Apa yang diintroduksi Naisbitt dan Aburdene ini, sesungguhnya mencerminkan kegelisahan lama ketika dalam masyarakat tertentu menunjukkan kecendrungan bahwa agama terlalu sering diinstitusionalisasikan dalam berbagai lembaga formal, atau agama dipolitisasi dalam berbagai bentuk kepentingan politik praktis. Kegelisahan inilah, yang pada gilirannya menjadikan agama terjebak pada politik praktis yang diusung para penguasa atau politisi yang haus akan kekuasaan, dengan menempatkan agama sebagai tameng utama dalam merengkuh jabatan tinggi di lembaga negara.
Pada masyarakat beragama, politik seringkali dijadikan lompatan utama untuk mencapai tujuan tertentu. Tidak mengherankan, apabila kecendrungan politisi yang masih menganut konsep agama, masih terus menghiasi dinamika kekuasaan di negeri ini. Tidak tanggung-tanggung, mereka memposiskan agama sebagai manuver utama untuk manarik simpati dan kepercayaan dari masyarakat. Kecendrungan penguasa atau politisi di negeri ini, semakin memporak-porandakan konsep kemurnian agama yang dijadikan alat dan tujuan untuk mencapai keinginan sesaat. Bahkan, agama ditempatkan sebagai sentrum pendulang suara melalui kesan fragmentasi yang utopis.

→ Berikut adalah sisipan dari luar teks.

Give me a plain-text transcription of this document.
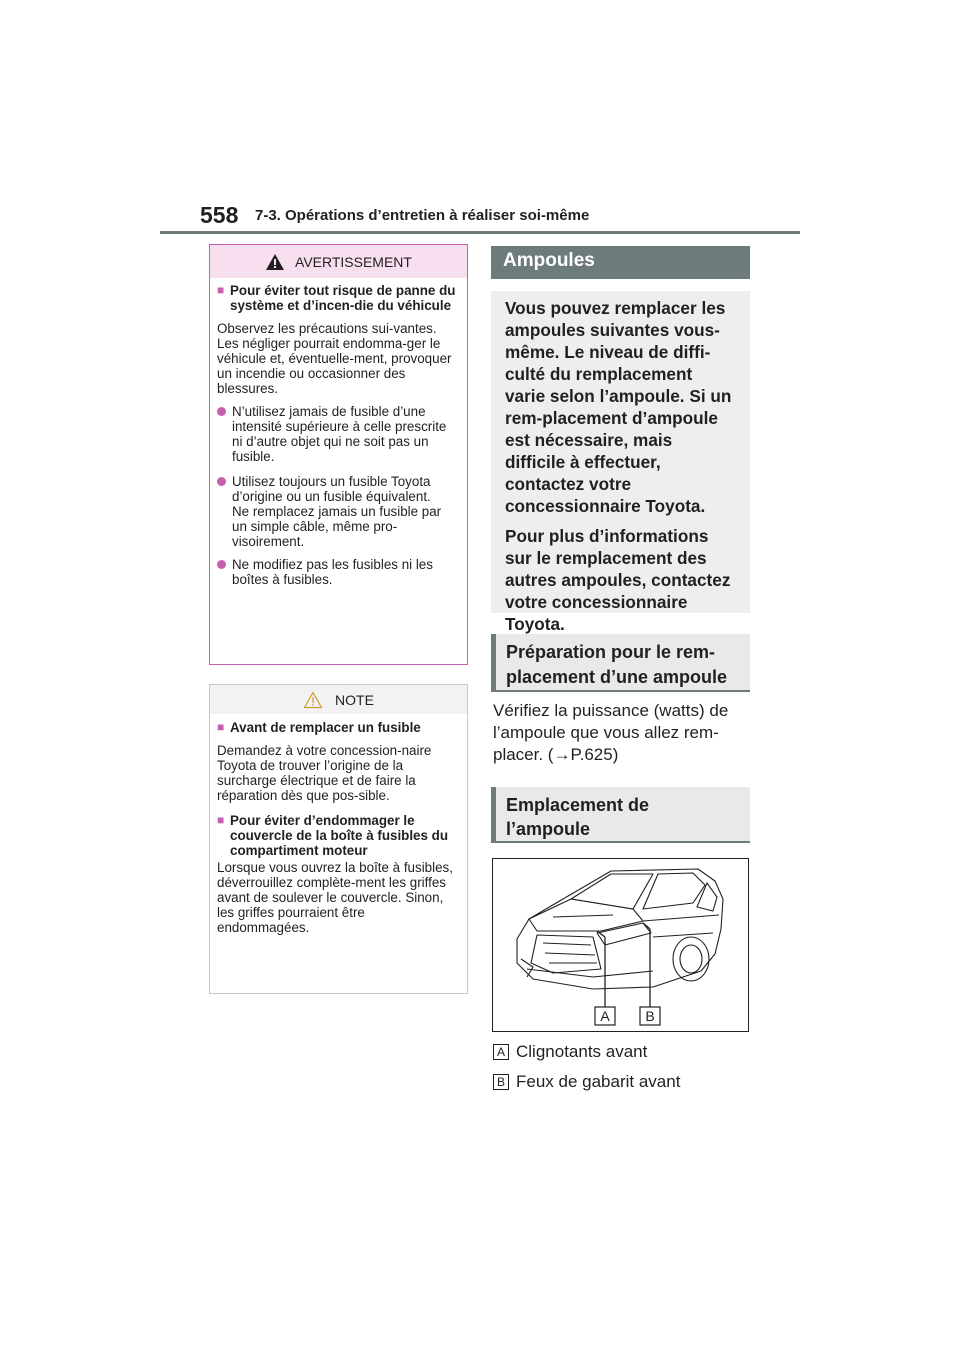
558 7-3. Opérations d’entretien à réaliser soi-même
AVERTISSEMENT
■ Pour éviter tout risque de panne du système et d’incen-die du véhicule
Observez les précautions sui-vantes.
Les négliger pourrait endomma-ger le véhicule et, éventuelle-ment, provoquer un incendie ou occasionner des blessures.
N’utilisez jamais de fusible d’une intensité supérieure à celle prescrite ni d’autre objet qui ne soit pas un fusible.
Utilisez toujours un fusible Toyota d’origine ou un fusible équivalent.
Ne remplacez jamais un fusible par un simple câble, même pro-visoirement.
Ne modifiez pas les fusibles ni les boîtes à fusibles.
NOTE
■ Avant de remplacer un fusible
Demandez à votre concession-naire Toyota de trouver l’origine de la surcharge électrique et de faire la réparation dès que pos-sible.
■ Pour éviter d’endommager le couvercle de la boîte à fusibles du compartiment moteur
Lorsque vous ouvrez la boîte à fusibles, déverrouillez complète-ment les griffes avant de soulever le couvercle. Sinon, les griffes pourraient être endommagées.
Ampoules

Vous pouvez remplacer les ampoules suivantes vous-même. Le niveau de diffi-culté du remplacement varie selon l’ampoule. Si un rem-placement d’ampoule est nécessaire, mais difficile à effectuer, contactez votre concessionnaire Toyota.

Pour plus d’informations sur le remplacement des autres ampoules, contactez votre concessionnaire Toyota.

Préparation pour le rem-
placement d’une ampoule
Vérifiez la puissance (watts) de
l’ampoule que vous allez rem-
placer. (→P.625)
Emplacement de
l’ampoule
A	B
A Clignotants avant
B Feux de gabarit avant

Suatu hal yang naif, apabila nilai substansi agama dipolitisasi dalam berbagai bentuk. Padahal, kita tahu bahwa agama adalah sesuatu yang ”suci” dan memiliki peranan penting dalam perubahan sosial. Namun, pada kenyataannya agama menjadi “alat” dari pada kekuasaan untuk membangun kekuatan. Agama dijadikan ”alat” pembenaran, penguat, pengesahan dan sebagainya, sehingga kekuasaan mendapat pembenaran. Konsep seperti ini, sering dinamakan dengan ”politisasi agama”. Dimana agama dipolitisasi atau dijadikan ”tumbal” oleh kekuasaan. Dalam konteks inilah, kita harus percaya bahwa elite-elite agama menjadi ”kaki tangan” kekuasaan untuk melegalkan keinginan dari pada kekuasaan. Hasan Hanafi (2003:2), sehubungan dengan ini, menyebutkan bahwa dalam satu negara setidaknya telah terjadi dua tradisi, yaitu tradisi kekuasaan dan tradisi oposisi. Tradisi kekuasaan inilah yang dominan menjadikan agama sebagai “alat”.

*Mohammad Takdir Ilahi, Peneliti Utama The Annuqayah Institute Jogjakarta, Penulis Buku “Gelegar Sumpah Gajah Mada Sang Proklamator Nusantara” (2009).